Es gibt sehr coole Bands, die aber eher aus der Westschweiz stammen, zum Beispiel KNUT vom Hydrahead-Label, SLUDGE, VANCOUVER, KRUGER, FORCEED, CORTEZ oder KEHLVIN. Mit KRUGER, CORTEZ und FORCEED haben wir auch schon einige Male gespielt. Get A Life! Records werden im Übrigen bald eine Split-EP von VANCOUVER und ZATOKREV rausbringen. Ansonsten spielen wir immer wieder mit coolen Bands wie PALMER oder UNHOLD, die alle aus der deutschsprachigen Schweiz stammen, wo auch wir herkommen. Es besteht unter den meisten Bands dieser Szene eine gute Kooperation. Man hilft sich gegenseitig, beispielsweise um an Gigs ranzukommen und so. Die Szene ist halt auch sehr klein und überschaubar, somit kennen wir sehr viele und sind mit vielen auch befreundet.


Doom/Sludgerock und Drone-Rock scheinen ja in der Metal-Szene immer beliebter zu werden, die Szene öffnet sich meiner Ansicht nach immer neuen Einflüssen und Southern Lord-Bands wie SUNN O))), BORIS oder EARTH haben schon so was wie Kultstatus. Wie bewertest du diese Entwicklung und wo siehst du ZATOKREV darin, was wünschst du dir für die Zukunft eurer Band?

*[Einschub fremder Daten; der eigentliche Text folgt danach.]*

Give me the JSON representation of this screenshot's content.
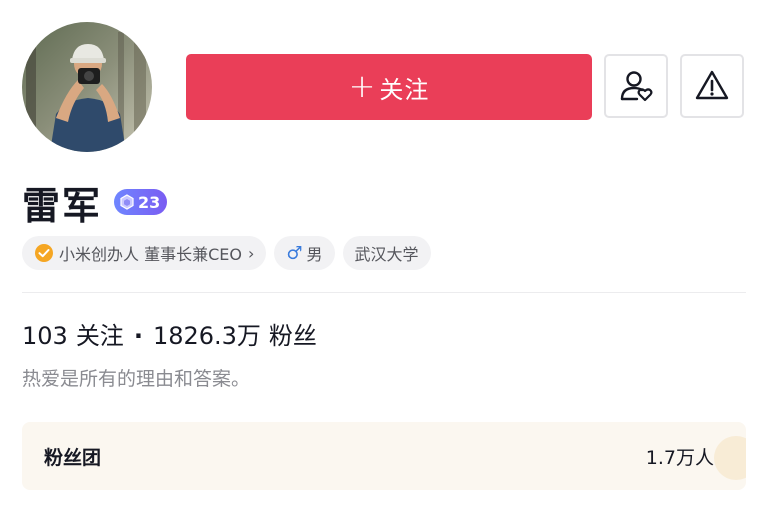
{
  "profile": {
    "name": "雷军",
    "level": "23",
    "avatar_icon": "user-avatar-photo"
  },
  "actions": {
    "follow_plus": "+",
    "follow_label": "关注",
    "follow_color": "#ea3e58",
    "friend_icon": "user-heart-icon",
    "report_icon": "warning-triangle-icon"
  },
  "tags": {
    "verified": {
      "icon": "verified-check-icon",
      "label": "小米创办人 董事长兼CEO",
      "chevron": "›"
    },
    "gender": {
      "icon": "male-symbol-icon",
      "symbol": "♂",
      "label": "男"
    },
    "school": {
      "label": "武汉大学"
    }
  },
  "stats": {
    "following_count": "103",
    "following_label": "关注",
    "separator": "·",
    "followers_count": "1826.3万",
    "followers_label": "粉丝"
  },
  "bio": "热爱是所有的理由和答案。",
  "fan_group": {
    "label": "粉丝团",
    "count": "1.7万人"
  }
}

Alle diese Bands sind gute Künstler, die ihrer Musik treu geblieben sind, daher ist es nur positiv zu werten, dass sie auch von Metal-Publikum gern gehört werden. Wo ich ZATOKREV sehe, ist schwer zu sagen, da wir uns keiner bestimmten Szene zugehörig fühlen. Ich weiß nur, was wir gerne machen: Songschreiben und Gigs spielen. In welche Szene wir dann reinrutschen oder nicht, ist mir eigentlich ziemlich egal, solange wir uns in unserer Musik verwirklichen können. Es gibt durchaus auch Leute, die unsere Shows gerne besuchen, die mit Metal und dem ganzen Sludge- oder Drone-Zeug nix am Hut haben, denen unser Sound trotzdem gefällt. Für die Zukunft der Band wünsch ich mir, ein drittes Killer-Album aufzunehmen, viele Konzerte zu spielen und uns schlicht und einfach an unserer Arbeit zu erfreuen.


Wann kommt ihr denn mal für ein paar Konzerte nach Deutschland? Oder wann steht die nächste Tour an?

Wir planen erst wieder im April nächsten Jahres auf Europatournee zu gehen. Wir hoffen natürlich, dass wir es dann auch mal wieder nach Deutschland schaffen.